Maandag 20 maart 1995, Zweden
Nederlandse Noordkaap Expeditie 1995
Deze dag begint als een echte maandag. De metalen buis die de aanhanger met de fiets verbindt is aan de bovenkant doorgescheurd. Het kost veel tijd voor we een bedrijf hebben gevonden waar ze dit kunnen repareren. Pas na vieren zitten Sven en ik weer op de fiets. We proberen nog iets van de opgelopen achterstand in te halen, maar daarvoor is deze dag blijkbaar niet voorbestemd.
We volgen een smalle weg over steile heuvels. Het is intussen donker en er is veel verkeer dat te hard rijdt. Om even aan dat gevaar te ontsnappen en om meer voor de hand liggende redenen, gaan we een hapje eten in een vier sterren bushokje. Nu we stilzitten koelen we snel af in onze dunne kleding. We doen iets warmers aan. We eten broodjes met vlees en zalm die ze ons vanmiddag hebben meegegeven. We lachen om deze gekke situatie, deze tegenstrijdigheid, om het effect van de dikke kleding en vooral de mutsen die ons op muppetpoppen doen lijken, om de reactie van voorbijgangers, om onszelf omdat we hier zijn.
Na deze culinaire stop gaan we op zoek naar een geschikte plek om te overnachten. Kilometers lang zijn er alleen pas omgeploegde velden te zien, waar we niets aan hebben. We fietsen maar weer een stuk verder door het besneeuwde landschap en bereiken een donker bos.
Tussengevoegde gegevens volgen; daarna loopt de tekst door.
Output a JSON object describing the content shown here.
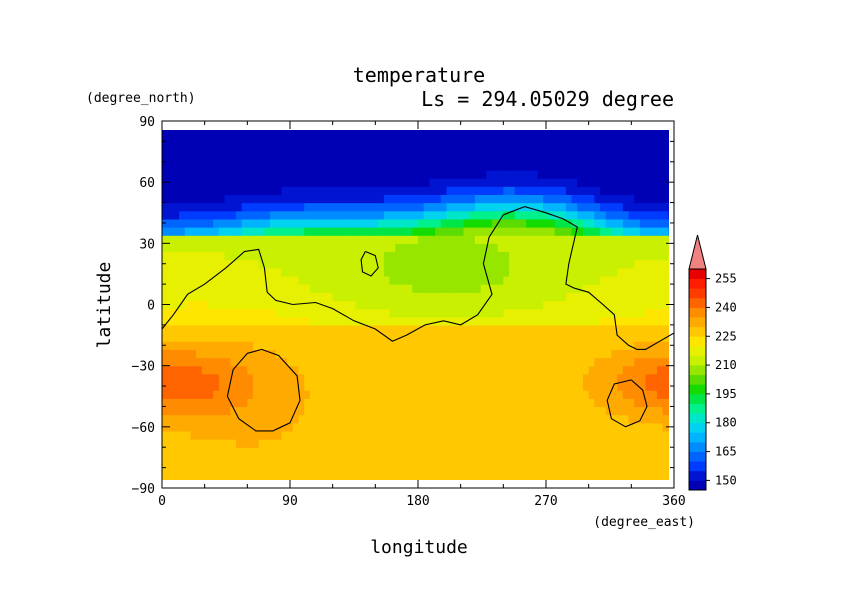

Al vrij snel vinden we er een open plaats, niet al te ver van de weg. We zetten de tent op met de ingang naar het bos. De bomen rond de tent zijn goed te zien, maar verderop is het aardedonker. Het ziet er geheimzinnig uit en we krijgen allebei het gevoel dat er daar iets naar ons kijkt. Aangezien we met zo’n gevoel niet kunnen gaan slapen, besluiten we gewapend met zaklampen een kijkje te nemen.
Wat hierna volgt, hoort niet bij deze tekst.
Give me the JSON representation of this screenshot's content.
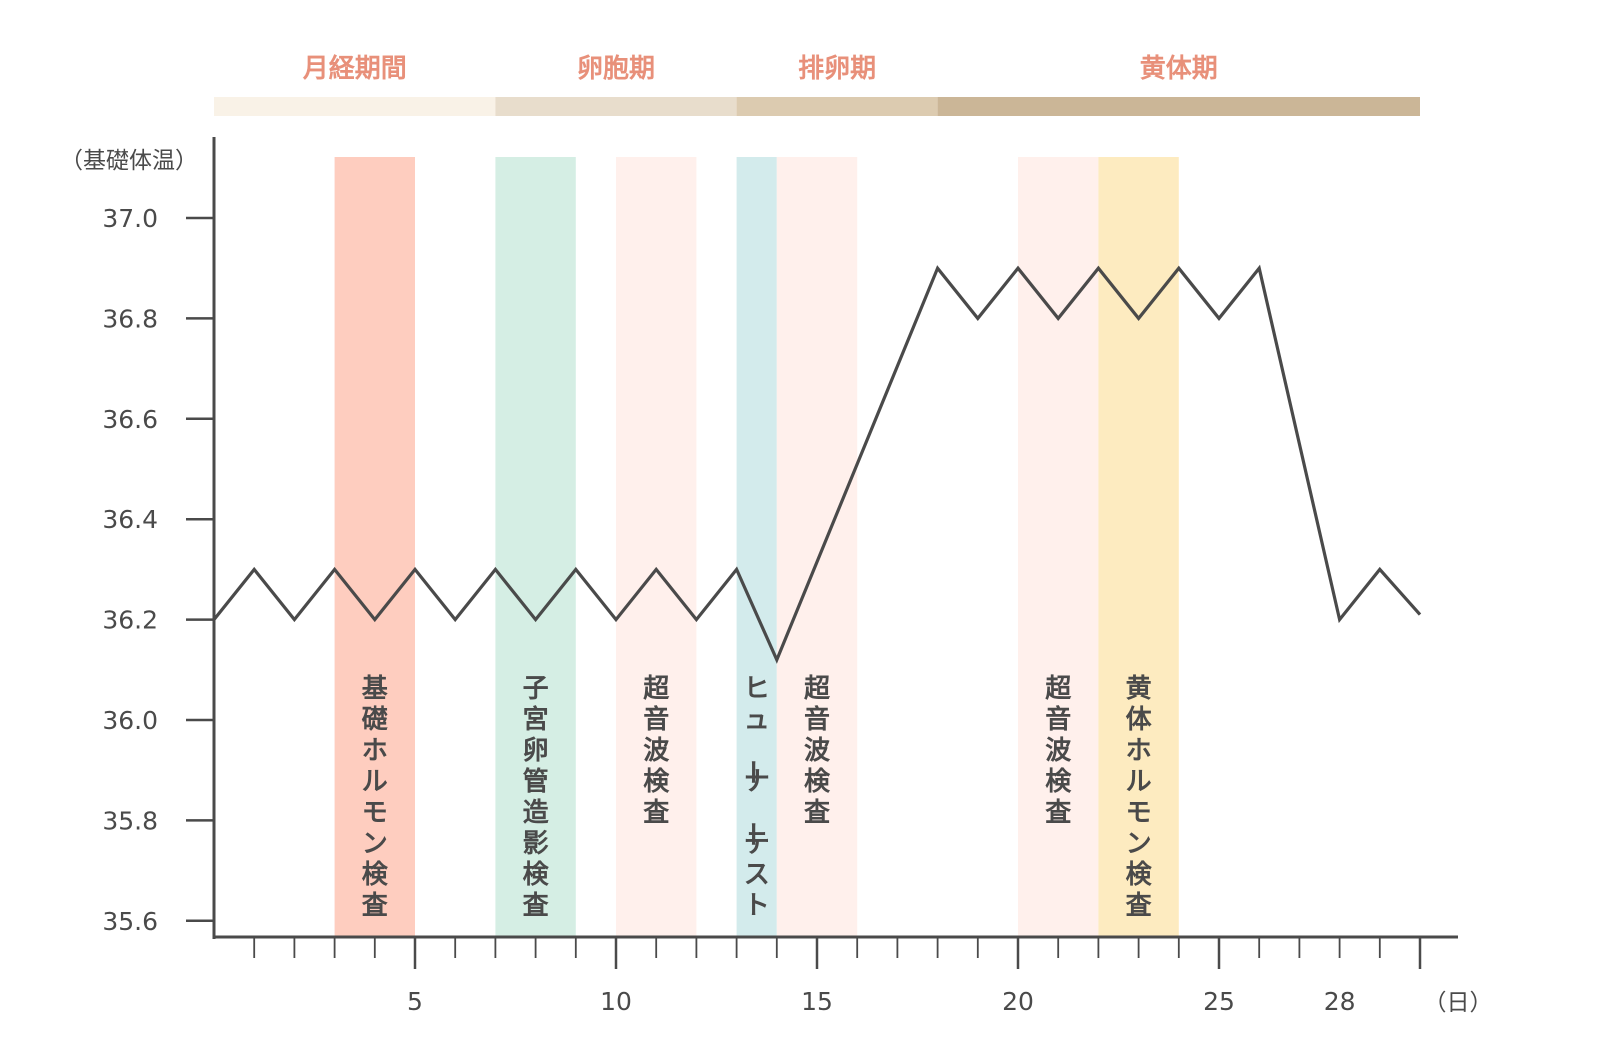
{
  "chart_data": {
    "type": "line",
    "ylabel": "（基礎体温）",
    "xlabel": "（日）",
    "ylim": [
      35.6,
      37.0
    ],
    "yticks": [
      "37.0",
      "36.8",
      "36.6",
      "36.4",
      "36.2",
      "36.0",
      "35.8",
      "35.6"
    ],
    "ytick_values": [
      37.0,
      36.8,
      36.6,
      36.4,
      36.2,
      36.0,
      35.8,
      35.6
    ],
    "xlim": [
      0,
      30
    ],
    "xtick_labels": [
      {
        "day": 5,
        "label": "5"
      },
      {
        "day": 10,
        "label": "10"
      },
      {
        "day": 15,
        "label": "15"
      },
      {
        "day": 20,
        "label": "20"
      },
      {
        "day": 25,
        "label": "25"
      },
      {
        "day": 28,
        "label": "28"
      }
    ],
    "grid": false,
    "series": [
      {
        "x": [
          0,
          1,
          2,
          3,
          4,
          5,
          6,
          7,
          8,
          9,
          10,
          11,
          12,
          13,
          14,
          18,
          19,
          20,
          21,
          22,
          23,
          24,
          25,
          26,
          28,
          29,
          30
        ],
        "values": [
          36.2,
          36.3,
          36.2,
          36.3,
          36.2,
          36.3,
          36.2,
          36.3,
          36.2,
          36.3,
          36.2,
          36.3,
          36.2,
          36.3,
          36.12,
          36.9,
          36.8,
          36.9,
          36.8,
          36.9,
          36.8,
          36.9,
          36.8,
          36.9,
          36.2,
          36.3,
          36.21
        ],
        "color": "#4a4a4a"
      }
    ],
    "phases": [
      {
        "label": "月経期間",
        "start": 0,
        "end": 7,
        "color": "#f9f2e7"
      },
      {
        "label": "卵胞期",
        "start": 7,
        "end": 13,
        "color": "#e8ddcc"
      },
      {
        "label": "排卵期",
        "start": 13,
        "end": 18,
        "color": "#dccbb0"
      },
      {
        "label": "黄体期",
        "start": 18,
        "end": 30,
        "color": "#cbb697"
      }
    ],
    "phase_label_color": "#e8907a",
    "bands": [
      {
        "label": "基礎ホルモン検査",
        "start": 3,
        "end": 5,
        "color": "#fecdbf"
      },
      {
        "label": "子宮卵管造影検査",
        "start": 7,
        "end": 9,
        "color": "#d5eee4"
      },
      {
        "label": "超音波検査",
        "start": 10,
        "end": 12,
        "color": "#fff0ec"
      },
      {
        "label": "ヒューナーテスト",
        "start": 13,
        "end": 14,
        "color": "#d3ebec"
      },
      {
        "label": "超音波検査",
        "start": 14,
        "end": 16,
        "color": "#fff0ec"
      },
      {
        "label": "超音波検査",
        "start": 20,
        "end": 22,
        "color": "#fff0ec"
      },
      {
        "label": "黄体ホルモン検査",
        "start": 22,
        "end": 24,
        "color": "#fdebc0"
      }
    ]
  }
}
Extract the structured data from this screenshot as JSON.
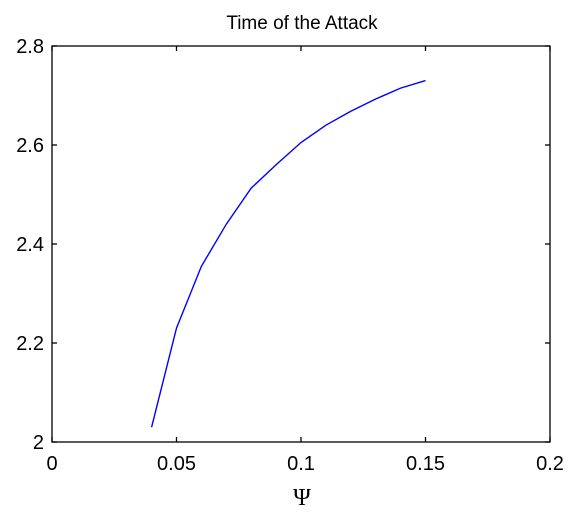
{
  "chart_data": {
    "type": "line",
    "title": "Time of the Attack",
    "xlabel": "Ψ",
    "ylabel": "",
    "xlim": [
      0,
      0.2
    ],
    "ylim": [
      2,
      2.8
    ],
    "xticks": [
      0,
      0.05,
      0.1,
      0.15,
      0.2
    ],
    "xtick_labels": [
      "0",
      "0.05",
      "0.1",
      "0.15",
      "0.2"
    ],
    "yticks": [
      2,
      2.2,
      2.4,
      2.6,
      2.8
    ],
    "ytick_labels": [
      "2",
      "2.2",
      "2.4",
      "2.6",
      "2.8"
    ],
    "grid": false,
    "series": [
      {
        "color": "#0000ff",
        "x": [
          0.04,
          0.05,
          0.06,
          0.07,
          0.08,
          0.09,
          0.1,
          0.11,
          0.12,
          0.13,
          0.14,
          0.15
        ],
        "y": [
          2.03,
          2.23,
          2.355,
          2.44,
          2.513,
          2.56,
          2.605,
          2.64,
          2.668,
          2.693,
          2.715,
          2.73
        ]
      }
    ]
  }
}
Het is er doodstil. Alleen wat takjes kraken onder onze laarzen. We volgen een pad vol kuilen waarin water staat met een dun laagje gebroken ijs, maar na honderd meter verdwijnt het pad in het niets. Ik doe mijn lamp uit. Alleen de maan verlicht de bomen en de sneeuw. Het is betoverend mooi, maar ook een beetje griezelig. Alsof er elk moment iets bovennatuurlijks kan gebeuren.
Die nacht meen ik nog diverse malen iets verdachts te horen. Toch gebeurt er niets. Pas als de zon opkomt verdwijnt met de duisternis ook de geheimzinnigheid. Alleen in mijn gedachten blijven ze, samen met alle andere herinneringen en vormen daar de reden voor deze reis en alle volgenden.